Late last year, Brian Newby left his job as the county election commissioner of Johnson County, Kansas, to take a position as executive director of the Election Assistance Commission. The EAC is an independent organization created by the Help America Vote Act of 2002 (HAVA) to serve as a national resource for information regarding the administration of elections.

It is charged with administering payments to states and developing guidance to meet HAVA requirements, adopting voluntary voting system guidelines, and accrediting voting system test laboratories and certifying voting equipment. It is also charged with developing and maintaining a national mail voter registration form.

Once Newby was ensconced in his new office, he promptly sided with a request from election officials in Kansas, Georgia, and Alabama that citizens of their states hoping to use the federal voter registration form be required to prove their American citizenship.

This is obviously the opposite of helping Americans vote, and he was promptly taken to court by the League of Women Voters and others. However, those voting rights organizers were just defeated in court, as U.S. District Judge Richard Leon ruled against granting them a temporary injunction preventing the implication of this new voting hurdle in these three states. Richard Leon was appointed to the United States District Court for the District of Columbia by President George W. Bush in 2002, the same year that HAVA was enacted.

Newby’s boss back in Kansas was the notorious Secretary of State, Kris Kobach, who is probably the most influential anti-immigration public official in the country. Kobach was deeply involved in the passage of Arizona’s SB 1070 law that was later found unconstitutional by the Supreme Court, and he reportedly crafted a similar law for Alabama. Kobach has also been a relentless proponent of the repeatedly debunked theory that in-person voter fraud is a frequent problem that threatens the integrity of our elections.

According to Steve Rose of the Kansas City Star, Newby understood that his boss was crusading for a false cause, but that did not prevent him from doing his bidding once he got to Washington DC.

Kobach pushed for laws that require Kansans who want to register to vote to come up with documents like a passport or birth certificate, which tens of thousands of Kansans — mostly poor — don’t have, and therefore they cannot vote. (Note: This is not about showing a driver’s license at the time you vote, which is a reasonable request.)

Newby told me that over his entire term he came across only a couple of instances of double-voting that could technically be defined as fraud. However, Newby was clear that he thought these were mistakes, not intentional fraud.

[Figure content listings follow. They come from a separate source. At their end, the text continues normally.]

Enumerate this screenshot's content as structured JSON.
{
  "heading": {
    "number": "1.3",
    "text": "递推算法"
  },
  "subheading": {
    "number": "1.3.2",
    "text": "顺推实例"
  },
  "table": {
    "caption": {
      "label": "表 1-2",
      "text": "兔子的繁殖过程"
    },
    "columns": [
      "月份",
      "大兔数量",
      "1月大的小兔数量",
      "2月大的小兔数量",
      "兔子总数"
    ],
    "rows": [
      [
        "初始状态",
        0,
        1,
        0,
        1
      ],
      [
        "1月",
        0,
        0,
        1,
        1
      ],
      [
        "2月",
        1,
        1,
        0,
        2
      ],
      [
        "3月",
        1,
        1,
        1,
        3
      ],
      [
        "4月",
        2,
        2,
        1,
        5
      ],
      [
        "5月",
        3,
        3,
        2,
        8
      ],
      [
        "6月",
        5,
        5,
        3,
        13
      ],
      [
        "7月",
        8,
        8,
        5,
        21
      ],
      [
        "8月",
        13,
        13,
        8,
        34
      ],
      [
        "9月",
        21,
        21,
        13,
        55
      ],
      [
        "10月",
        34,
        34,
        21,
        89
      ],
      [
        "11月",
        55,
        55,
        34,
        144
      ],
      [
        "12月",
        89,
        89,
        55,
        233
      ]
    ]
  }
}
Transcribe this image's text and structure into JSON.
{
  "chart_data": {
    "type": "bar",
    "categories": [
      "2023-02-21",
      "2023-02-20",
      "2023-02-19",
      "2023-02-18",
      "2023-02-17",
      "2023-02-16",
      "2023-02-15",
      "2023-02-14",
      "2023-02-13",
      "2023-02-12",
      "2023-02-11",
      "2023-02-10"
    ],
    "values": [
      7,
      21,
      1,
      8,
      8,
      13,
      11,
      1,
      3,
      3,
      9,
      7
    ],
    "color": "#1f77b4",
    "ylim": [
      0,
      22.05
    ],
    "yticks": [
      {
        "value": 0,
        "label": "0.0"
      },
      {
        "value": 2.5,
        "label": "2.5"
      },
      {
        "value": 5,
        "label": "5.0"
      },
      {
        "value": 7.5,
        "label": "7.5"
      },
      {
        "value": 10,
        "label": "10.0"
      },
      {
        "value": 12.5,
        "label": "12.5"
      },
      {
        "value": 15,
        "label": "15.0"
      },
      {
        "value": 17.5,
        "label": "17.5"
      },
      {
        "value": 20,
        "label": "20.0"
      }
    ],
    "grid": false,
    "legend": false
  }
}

Newby was always coy when I asked what he thought of the restrictions on Kansans who want to vote, spearheaded by Kobach. If he could have gotten away with winking, I bet he would have. He never gave me a straight answer, but I had little doubt that his heart was in making it easy, not difficult, to register to vote.

Yet, Rose is forced to conclude that Newby made a deal with Kobach in order to secure his job with the Election Assistance Commission.

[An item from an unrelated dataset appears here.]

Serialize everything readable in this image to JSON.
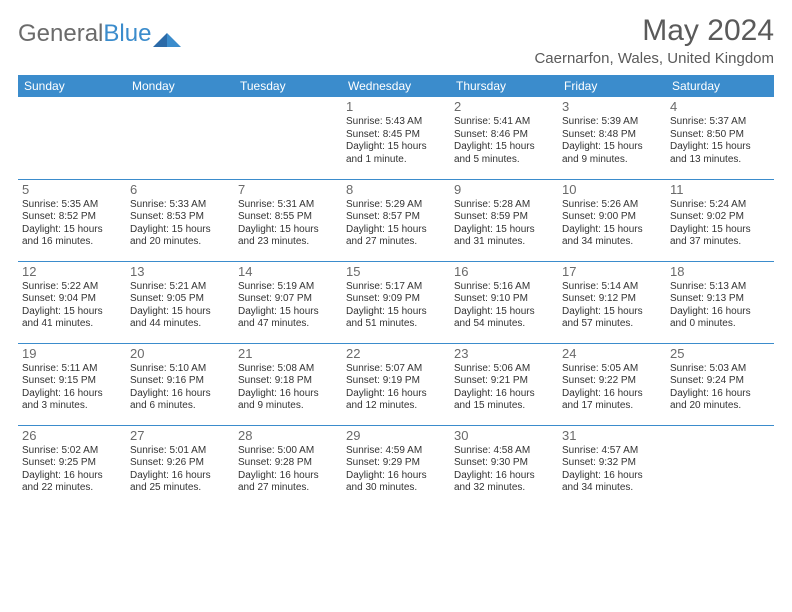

It appears that some sort of deal was made, or there was an unspoken agreement. If Kobach would help him get the job of executive director of the U.S. Elections Assistance Commission, which he did, according to uncovered emails, Newby would make sure that what Kobach was trying to do back in Kansas would get done.

It had been earlier ruled that Kobach and the state of Kansas — as well as Alabama and Georgia — were allowed to enforce tough document requirements for state races only.

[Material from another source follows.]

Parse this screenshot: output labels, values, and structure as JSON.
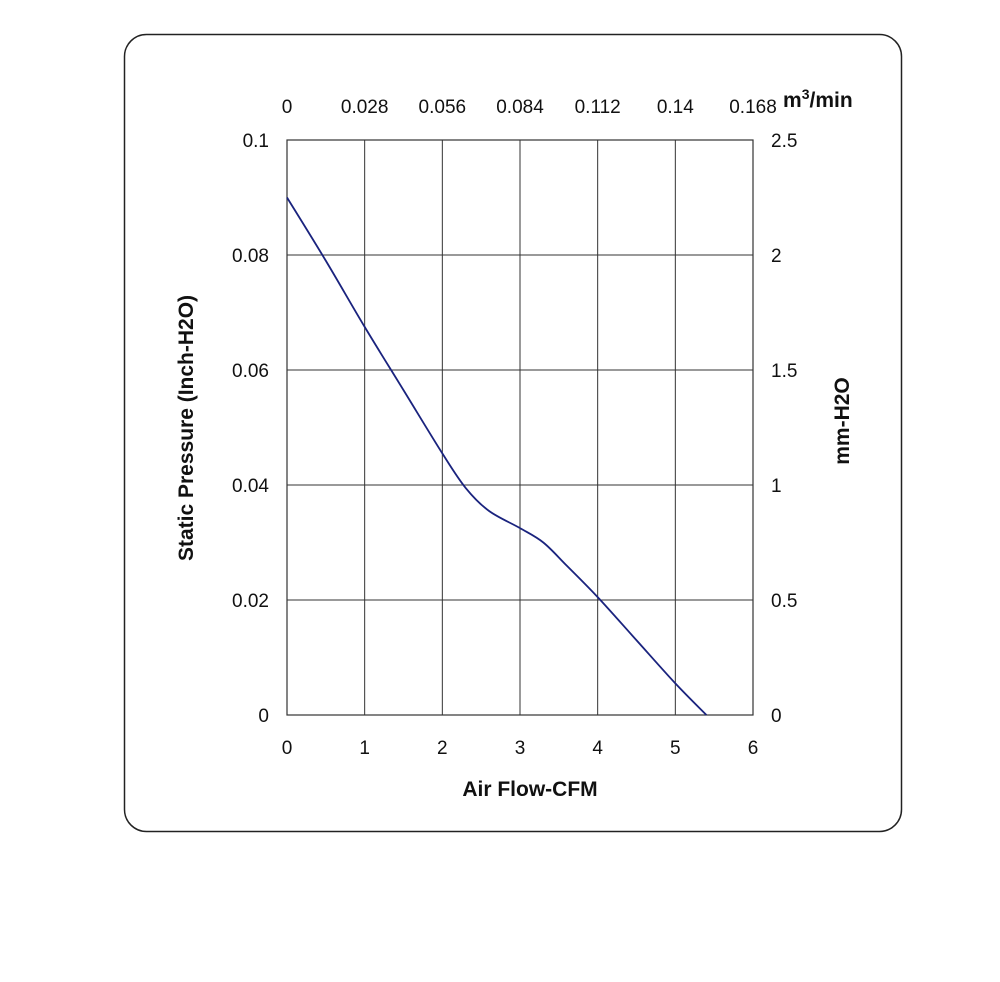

However, when it came to national elections, the states could not interfere with the federal rules. Those rules, passed by Congress, required only a notarized statement that one was qualified to vote. The idea was to keep it simple and easy to vote.

Newby, on his own, without his commissioners’ knowledge, held discussions with the election officials in those three states, including Kobach, about implementing voter registration changes. He admitted this in a televised interview.

The upshot was, these states could require citizenship documents to register and vote in national elections. Kobach got his wish.

Apparently, an audit of the Johnson County election office has turned up financial improprieties, so Newby may have some legal problems to contend with, but that’s not my point. It’s difficult to follow all the legal proceedings here, but what concerns me is that the government has apparently gone to court to back up Newby’s administrative authority even while conceding in court filings that he is unlikely to prevail in the overall case because he “never determined, as required by the National Voter Registration Act, that the [required] documents were “necessary” to determine the eligibility of voters.”

Relatively few voters actually use the federal form to register, so this isn’t something that’s likely to throw an election from one candidate to another, but it does involve an important principle and a gross miscarriage of the intent of the Help America Vote Act in creating the U.S. Elections Assistance Commission.

Republican state election officials and Republican-appointed judges are still colluding to restrict the franchise. They’re doing it because they do better when fewer people vote, and that’s still true this year as Republican registration efforts lag behind the Democrats in key states.